Las elecciones regionales en Rusia, celebradas durante los días 11 al 13 de septiembre, han estado marcadas por el empeoramiento de la situación económica a causa de la pandemia de la COVID-19; el escándalo del envenenamiento del conocido opositor Alexéi Navalni; y por los cambios de la Constitución de la Federación Rusa, que permitirán a Vladimir Putin mantenerse en el poder durante los próximos 12 años, a pesar de que ha ejercido como presidente o primer ministro a lo largo de los últimos veinte.
En 18 de las 85 regiones de Rusia, se ha elegido a los gobernadores, diputados regionales, concejales y a cuatro diputados para el Parlamento nacional. Los resultados no sorprenden: Rusia Unida, el partido de Vladimir Putin, ha ganado con el 70% o el 80% de los votos en prácticamente todas las circunscripciones, exceptuando una rara derrota en la ciudad de Novosibirsk y Tomsk, capital de la región del mismo nombre, y donde Navalni participó en la campaña electoral antes de ser envenenado en el aeropuerto. Tampoco sorprende el más de un millar de denuncias recibidas por el grupo de observadores electorales ruso Golos, relativas a fraudes y a sobornos, teniendo en cuenta que, en todas las elecciones celebradas en Rusia desde 1991, ha habido irregularidades de esta naturaleza.
Los resultados de las elecciones regionales en Rusia representan el test para la estrategia del “voto inteligente” de la oposición, así como para el partido de Putin, ya que hasta ahora siempre han funcionado como un indicador de lo que puede pasar en las elecciones legislativas (las próximas se celebrarán el año que viene).
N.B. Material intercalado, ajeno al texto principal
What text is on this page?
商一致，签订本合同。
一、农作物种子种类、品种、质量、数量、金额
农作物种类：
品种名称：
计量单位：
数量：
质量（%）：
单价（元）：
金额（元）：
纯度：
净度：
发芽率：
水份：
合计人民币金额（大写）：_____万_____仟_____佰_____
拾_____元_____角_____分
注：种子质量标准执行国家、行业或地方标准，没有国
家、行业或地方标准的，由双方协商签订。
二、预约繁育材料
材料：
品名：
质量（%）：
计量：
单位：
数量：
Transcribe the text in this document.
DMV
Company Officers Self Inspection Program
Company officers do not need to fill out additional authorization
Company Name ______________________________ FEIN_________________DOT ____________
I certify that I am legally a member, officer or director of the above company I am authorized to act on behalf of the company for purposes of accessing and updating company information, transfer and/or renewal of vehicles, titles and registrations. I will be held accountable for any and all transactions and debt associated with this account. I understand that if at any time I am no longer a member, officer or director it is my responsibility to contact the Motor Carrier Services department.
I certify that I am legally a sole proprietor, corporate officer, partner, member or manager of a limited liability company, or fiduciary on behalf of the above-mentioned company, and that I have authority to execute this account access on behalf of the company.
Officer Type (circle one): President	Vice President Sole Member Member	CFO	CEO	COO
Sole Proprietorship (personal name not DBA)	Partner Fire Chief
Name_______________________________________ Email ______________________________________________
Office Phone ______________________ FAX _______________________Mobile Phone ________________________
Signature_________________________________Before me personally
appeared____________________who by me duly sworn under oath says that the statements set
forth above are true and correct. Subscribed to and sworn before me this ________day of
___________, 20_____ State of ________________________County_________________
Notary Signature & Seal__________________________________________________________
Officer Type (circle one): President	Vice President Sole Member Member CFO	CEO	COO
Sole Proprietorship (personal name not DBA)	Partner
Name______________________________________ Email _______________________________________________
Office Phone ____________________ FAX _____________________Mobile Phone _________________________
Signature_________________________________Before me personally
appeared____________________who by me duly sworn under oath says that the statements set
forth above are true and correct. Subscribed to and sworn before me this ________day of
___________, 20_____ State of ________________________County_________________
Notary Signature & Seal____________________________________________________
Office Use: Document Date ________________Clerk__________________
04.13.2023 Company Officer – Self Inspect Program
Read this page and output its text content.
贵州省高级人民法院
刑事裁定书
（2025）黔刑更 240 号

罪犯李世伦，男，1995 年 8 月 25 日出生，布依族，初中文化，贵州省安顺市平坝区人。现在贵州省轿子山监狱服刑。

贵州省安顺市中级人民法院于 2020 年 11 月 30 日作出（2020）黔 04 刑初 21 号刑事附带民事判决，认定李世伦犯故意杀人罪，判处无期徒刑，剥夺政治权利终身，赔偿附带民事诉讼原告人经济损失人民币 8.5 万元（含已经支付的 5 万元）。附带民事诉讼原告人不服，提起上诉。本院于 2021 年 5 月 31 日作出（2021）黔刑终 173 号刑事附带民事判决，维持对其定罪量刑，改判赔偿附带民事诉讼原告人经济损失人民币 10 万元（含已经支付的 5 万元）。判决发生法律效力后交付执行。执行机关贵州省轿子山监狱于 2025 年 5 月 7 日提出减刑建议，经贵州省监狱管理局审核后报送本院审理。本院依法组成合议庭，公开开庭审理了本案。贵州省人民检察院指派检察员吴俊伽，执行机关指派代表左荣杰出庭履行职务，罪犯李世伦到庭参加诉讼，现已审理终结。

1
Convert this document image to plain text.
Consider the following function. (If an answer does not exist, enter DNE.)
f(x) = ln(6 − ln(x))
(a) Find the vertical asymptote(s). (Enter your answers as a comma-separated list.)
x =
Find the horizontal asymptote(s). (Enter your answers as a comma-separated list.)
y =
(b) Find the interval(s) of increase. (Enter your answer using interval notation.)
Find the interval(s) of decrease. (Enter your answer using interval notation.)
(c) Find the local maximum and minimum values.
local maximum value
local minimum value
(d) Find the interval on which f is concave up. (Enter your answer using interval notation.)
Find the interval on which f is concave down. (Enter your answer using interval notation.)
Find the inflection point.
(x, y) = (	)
Las claves de la victoria de Rusia Unida se hallan en la Ley de los Partidos Políticos (impulsada por el Kremlin en 2012, después de las manifestaciones masivas por el supuesto fraude electoral en las elecciones regionales de 2011). Esta Ley limita la competitividad política a favor del partido del gobierno, permite la existencia de una oposición oficial (partidos creados y controlados por el Kremlin para simular un sistema pluripartidista), la existencia de candidatos que, perteneciendo al partido Rusia Unida, pueden presentarse como independientes (dado que esta formación política está cada vez más desacreditada), y se beneficia de la visible apatía del pueblo ruso, que parece estar resignado al putinismo. El empeoramiento de la situación económica, que los analistas subrayaban como una causa hipotética de posible pérdida de votos de Rusia Unida, no ha influido decisivamente en los resultados electorales. No hubo un castigo al partido de Putin.
La estrategia de la “votación inteligente” (votar al candidato que tenga más posibilidades de derrotar al candidato del partido Rusia Unida), propuesta por Navalni, ha obtenido un histórico éxito en dos ciudades, pero ha fracasado en el resto de las circunscripciones. En las elecciones regionales de Moscú celebradas el año pasado el principal beneficiario de la “votación inteligente” fue el Partido Comunista, por lo que cabe preguntarse si se trata de una estrategia inteligente. El envenenamiento de Navalni no ha suscitado una condena unánime de los rusos, y su influencia política es limitada. Por ahora, el putinismo está a salvo como sistema político en Rusia.